After weeks of remaining in a relatively tight trading range, Oil futures have finally broken out to the upside, trading at 2-year highs for the front month futures, following the announcement by the Federal Reserve of $600 billion of treasury purchases over the next several months in its second round of quantitative easing. This news sent the Dollar sharply lower, which spurred traders into a commodity buying frenzy across nearly all sectors, as many trader's looked at the Fed's action as potentially inflationary in the coming months. Oil prices received some additional positive news from the non-farm payrolls report which showed a gain of 151,000 jobs in October, which is well above the 60,000 gain most traders were expected. OPEC last revised upward its global oil consumption forecast for 2014 by 800,000, as it anticipates a quicker pace to the global economic recovery. However, near-term the U.S. still has ample supplies of Crude, as the most recent EIA energy stock report showed U.S. Oil supplies rose by 1.95 million barrels last week, as lackluster demand for refined products caused refinery utilization to fall to 81.8%, vs. 84% last week.

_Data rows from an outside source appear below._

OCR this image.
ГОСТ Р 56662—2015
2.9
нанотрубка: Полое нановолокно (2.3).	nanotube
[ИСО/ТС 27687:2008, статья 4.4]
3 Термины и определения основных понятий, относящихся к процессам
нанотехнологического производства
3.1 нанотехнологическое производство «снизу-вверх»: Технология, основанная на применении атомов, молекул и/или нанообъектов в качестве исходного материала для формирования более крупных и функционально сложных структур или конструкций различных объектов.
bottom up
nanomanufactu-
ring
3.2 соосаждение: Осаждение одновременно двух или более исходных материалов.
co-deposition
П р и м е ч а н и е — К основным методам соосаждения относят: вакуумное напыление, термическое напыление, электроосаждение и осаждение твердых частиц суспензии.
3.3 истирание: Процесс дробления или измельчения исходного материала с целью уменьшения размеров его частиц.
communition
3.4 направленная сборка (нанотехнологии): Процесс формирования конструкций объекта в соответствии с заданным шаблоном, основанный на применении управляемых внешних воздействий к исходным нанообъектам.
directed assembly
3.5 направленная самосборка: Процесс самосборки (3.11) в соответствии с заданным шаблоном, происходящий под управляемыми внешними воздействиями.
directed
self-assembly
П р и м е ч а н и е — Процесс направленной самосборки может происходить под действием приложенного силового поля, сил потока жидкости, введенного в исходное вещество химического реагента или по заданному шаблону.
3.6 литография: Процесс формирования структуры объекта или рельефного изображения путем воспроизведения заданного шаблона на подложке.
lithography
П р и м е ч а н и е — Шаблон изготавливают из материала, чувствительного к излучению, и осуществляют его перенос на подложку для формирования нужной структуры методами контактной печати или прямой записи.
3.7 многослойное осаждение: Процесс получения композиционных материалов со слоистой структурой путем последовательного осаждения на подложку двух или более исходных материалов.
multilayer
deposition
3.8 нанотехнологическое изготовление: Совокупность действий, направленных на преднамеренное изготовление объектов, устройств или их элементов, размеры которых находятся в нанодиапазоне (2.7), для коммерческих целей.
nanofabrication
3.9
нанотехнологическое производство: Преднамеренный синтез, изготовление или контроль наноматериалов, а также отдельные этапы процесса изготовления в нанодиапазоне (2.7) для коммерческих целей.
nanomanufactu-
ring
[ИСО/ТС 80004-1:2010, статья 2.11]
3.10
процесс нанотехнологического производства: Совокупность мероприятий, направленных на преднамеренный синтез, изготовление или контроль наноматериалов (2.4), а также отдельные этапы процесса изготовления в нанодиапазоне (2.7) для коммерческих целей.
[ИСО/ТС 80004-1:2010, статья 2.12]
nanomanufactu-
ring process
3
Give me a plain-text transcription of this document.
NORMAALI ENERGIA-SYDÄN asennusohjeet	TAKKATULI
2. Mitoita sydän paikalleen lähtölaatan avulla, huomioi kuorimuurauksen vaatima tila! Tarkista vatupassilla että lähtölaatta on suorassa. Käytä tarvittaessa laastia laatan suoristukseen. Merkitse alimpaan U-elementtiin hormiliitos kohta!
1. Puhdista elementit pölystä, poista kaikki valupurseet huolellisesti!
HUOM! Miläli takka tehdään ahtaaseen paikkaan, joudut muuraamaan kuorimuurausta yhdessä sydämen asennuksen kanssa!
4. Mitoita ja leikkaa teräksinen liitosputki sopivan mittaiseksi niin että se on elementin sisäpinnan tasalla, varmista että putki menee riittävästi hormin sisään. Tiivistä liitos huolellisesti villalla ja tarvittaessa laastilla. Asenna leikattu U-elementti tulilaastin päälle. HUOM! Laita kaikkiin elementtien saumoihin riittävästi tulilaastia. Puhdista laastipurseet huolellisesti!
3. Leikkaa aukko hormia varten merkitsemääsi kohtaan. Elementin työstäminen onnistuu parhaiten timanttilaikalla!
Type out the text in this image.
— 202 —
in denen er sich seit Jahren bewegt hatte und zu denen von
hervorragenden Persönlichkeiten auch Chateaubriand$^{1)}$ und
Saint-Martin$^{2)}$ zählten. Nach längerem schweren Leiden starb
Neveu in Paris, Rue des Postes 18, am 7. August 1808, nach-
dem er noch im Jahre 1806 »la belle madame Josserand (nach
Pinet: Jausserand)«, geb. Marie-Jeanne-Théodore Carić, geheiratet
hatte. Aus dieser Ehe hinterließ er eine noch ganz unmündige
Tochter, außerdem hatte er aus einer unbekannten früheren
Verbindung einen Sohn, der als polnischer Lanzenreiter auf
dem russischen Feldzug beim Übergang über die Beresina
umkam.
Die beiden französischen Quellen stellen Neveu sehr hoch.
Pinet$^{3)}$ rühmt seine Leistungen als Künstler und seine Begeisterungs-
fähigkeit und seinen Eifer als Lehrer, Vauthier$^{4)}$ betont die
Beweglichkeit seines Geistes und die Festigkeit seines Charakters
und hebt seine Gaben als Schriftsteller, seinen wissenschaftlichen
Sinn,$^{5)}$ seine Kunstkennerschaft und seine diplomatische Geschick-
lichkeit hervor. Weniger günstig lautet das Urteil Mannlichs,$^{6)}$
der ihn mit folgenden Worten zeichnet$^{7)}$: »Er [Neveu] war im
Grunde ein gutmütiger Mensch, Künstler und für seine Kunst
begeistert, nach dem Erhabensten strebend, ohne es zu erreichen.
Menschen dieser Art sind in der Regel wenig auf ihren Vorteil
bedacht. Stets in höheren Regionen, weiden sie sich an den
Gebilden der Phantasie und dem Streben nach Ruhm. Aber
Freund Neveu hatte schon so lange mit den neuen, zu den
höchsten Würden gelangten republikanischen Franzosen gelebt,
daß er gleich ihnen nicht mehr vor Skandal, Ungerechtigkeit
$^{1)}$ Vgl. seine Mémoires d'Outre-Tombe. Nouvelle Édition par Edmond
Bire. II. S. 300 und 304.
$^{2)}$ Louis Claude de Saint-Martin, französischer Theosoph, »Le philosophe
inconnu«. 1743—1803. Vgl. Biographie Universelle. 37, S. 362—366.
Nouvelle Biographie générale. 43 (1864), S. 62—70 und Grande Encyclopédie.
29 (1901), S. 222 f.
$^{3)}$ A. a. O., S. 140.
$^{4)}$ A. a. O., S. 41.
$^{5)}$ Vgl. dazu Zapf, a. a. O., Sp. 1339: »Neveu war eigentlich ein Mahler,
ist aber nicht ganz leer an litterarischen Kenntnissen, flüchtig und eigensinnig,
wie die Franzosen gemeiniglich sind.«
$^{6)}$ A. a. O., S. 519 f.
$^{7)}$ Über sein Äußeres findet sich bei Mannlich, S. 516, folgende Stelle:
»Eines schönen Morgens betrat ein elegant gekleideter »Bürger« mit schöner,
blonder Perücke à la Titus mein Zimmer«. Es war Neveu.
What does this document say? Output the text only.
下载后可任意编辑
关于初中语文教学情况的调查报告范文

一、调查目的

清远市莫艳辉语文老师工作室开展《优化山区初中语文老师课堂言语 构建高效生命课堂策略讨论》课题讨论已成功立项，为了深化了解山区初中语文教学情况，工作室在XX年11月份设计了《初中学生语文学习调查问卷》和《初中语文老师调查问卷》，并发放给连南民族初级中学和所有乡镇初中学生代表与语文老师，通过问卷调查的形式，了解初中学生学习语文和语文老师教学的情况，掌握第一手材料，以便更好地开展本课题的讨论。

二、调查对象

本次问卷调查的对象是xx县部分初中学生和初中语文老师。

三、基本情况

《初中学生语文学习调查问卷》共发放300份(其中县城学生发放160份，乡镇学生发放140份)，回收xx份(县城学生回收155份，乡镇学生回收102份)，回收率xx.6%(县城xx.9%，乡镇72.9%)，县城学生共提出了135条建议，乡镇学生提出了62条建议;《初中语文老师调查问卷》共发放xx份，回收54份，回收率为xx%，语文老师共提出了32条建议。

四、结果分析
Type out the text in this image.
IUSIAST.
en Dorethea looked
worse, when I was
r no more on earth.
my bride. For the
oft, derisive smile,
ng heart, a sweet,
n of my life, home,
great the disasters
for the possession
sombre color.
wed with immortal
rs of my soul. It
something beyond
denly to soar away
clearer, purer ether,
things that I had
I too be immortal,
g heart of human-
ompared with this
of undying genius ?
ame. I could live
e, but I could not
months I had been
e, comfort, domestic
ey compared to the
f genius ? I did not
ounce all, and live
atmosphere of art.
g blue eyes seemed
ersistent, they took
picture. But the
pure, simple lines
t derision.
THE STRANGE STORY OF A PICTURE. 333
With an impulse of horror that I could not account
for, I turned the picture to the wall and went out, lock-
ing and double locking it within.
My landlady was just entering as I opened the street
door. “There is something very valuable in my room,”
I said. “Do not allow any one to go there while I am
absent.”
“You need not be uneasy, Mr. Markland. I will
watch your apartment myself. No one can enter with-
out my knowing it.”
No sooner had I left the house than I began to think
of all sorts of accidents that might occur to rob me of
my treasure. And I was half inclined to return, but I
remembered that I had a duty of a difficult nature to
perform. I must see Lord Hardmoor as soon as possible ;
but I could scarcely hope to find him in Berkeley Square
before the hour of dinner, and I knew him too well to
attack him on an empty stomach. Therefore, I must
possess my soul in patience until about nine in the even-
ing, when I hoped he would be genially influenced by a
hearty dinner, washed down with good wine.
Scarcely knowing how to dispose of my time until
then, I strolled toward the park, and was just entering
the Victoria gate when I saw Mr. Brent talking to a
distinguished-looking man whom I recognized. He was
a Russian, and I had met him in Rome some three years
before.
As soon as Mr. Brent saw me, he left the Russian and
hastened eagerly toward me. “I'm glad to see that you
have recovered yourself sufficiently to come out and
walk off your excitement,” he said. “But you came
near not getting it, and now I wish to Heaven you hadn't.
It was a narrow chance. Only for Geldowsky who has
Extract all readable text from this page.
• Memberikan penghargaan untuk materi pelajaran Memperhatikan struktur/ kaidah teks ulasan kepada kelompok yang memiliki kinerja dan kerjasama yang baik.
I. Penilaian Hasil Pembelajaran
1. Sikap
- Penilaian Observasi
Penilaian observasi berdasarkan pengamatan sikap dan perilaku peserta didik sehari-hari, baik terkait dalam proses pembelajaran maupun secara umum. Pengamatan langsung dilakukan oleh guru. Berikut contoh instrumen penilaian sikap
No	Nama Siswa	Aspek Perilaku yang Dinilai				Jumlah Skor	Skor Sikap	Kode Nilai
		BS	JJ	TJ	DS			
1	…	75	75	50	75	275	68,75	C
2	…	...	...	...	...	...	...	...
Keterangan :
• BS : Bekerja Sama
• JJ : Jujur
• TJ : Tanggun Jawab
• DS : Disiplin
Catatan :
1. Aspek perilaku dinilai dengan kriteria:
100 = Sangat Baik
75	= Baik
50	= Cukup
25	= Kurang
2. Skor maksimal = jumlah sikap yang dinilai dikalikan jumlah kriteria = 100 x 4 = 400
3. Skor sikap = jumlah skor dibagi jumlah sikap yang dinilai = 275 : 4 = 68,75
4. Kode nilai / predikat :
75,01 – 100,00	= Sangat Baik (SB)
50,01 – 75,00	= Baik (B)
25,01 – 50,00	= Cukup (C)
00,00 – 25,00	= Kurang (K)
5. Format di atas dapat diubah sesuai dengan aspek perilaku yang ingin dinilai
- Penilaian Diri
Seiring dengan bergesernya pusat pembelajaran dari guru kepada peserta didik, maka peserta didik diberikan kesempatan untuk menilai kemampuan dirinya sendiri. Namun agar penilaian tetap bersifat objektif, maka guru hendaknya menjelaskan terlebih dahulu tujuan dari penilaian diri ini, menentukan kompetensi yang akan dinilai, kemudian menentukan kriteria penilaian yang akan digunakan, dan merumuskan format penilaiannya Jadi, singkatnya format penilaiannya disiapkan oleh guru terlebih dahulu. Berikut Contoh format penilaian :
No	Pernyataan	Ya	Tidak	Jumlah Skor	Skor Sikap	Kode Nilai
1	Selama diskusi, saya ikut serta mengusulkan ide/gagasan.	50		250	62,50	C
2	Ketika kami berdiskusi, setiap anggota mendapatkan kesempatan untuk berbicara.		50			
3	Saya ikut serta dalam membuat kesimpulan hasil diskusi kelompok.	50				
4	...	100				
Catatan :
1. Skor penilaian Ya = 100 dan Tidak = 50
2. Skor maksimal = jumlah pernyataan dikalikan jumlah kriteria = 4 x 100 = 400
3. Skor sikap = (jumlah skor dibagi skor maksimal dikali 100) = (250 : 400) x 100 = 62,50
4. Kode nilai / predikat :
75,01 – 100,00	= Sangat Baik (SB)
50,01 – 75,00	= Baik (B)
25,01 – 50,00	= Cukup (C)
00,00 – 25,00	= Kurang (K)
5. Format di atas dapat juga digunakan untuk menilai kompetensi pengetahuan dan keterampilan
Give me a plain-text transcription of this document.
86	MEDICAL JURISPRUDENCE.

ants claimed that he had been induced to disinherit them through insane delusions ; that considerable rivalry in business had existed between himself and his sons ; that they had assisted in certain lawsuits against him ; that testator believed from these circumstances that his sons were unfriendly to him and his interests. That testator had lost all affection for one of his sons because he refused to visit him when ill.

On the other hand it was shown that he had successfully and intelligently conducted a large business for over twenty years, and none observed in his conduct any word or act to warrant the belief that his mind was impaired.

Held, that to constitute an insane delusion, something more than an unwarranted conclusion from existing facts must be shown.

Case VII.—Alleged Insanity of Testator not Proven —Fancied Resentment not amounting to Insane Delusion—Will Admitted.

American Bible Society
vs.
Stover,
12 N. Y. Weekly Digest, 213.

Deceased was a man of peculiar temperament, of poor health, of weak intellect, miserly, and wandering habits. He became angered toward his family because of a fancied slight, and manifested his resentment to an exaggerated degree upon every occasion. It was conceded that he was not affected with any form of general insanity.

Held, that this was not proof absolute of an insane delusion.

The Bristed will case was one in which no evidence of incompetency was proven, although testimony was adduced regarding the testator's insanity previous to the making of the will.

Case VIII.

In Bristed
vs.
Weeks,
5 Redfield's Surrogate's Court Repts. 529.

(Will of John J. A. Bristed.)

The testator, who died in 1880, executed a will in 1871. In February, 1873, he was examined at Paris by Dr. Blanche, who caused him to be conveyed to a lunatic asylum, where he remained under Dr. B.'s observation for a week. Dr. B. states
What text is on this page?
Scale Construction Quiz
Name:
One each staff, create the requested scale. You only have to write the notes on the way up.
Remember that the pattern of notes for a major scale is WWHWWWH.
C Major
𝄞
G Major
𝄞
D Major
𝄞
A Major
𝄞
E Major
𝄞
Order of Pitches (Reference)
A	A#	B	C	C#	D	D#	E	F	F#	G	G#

It appears that we will need to see continued increases in Oil demand from Asia, and especially China, in order to support Oil prices near $90 per barrel, as it may take some time for both the U.S. and European markets to regain their appetite for "black gold".

Trading Ideas

With Oil futures moving higher and out of its consolidation phase, some momentum traders may wish to explore bullish strategies using Oil futures options. An example of one such strategy would be buying a bull call spread. With January Oil futures trading at 87.22 as of this writing, one could buy the January Oil 90.00 call and sell the January Oil 95.00 call for about 1.34 points, or $1,340 per spread, not including commissions. The premium paid would be the maximum potential loss on the trade, with a potential profit of $5,000 minus the premium paid realized if January Oil is trading above 95.00 at option expiration in December.

Technicals

Looking at the daily chart for December Oil, we notice prices accelerating through resistance at 85.08, which finally put an end to the nearly 6-month long consolidation phase. The 20-day moving average has crossed above the 200-day moving average, which is also a bullish signal. The 14-day RSI is strong, with a current reading of 66.10. There is some minor resistance near the 88.60 area, but major resistance is seen at the psychologically important 90.00 area. Support is seen at the previous resistance of 85.08.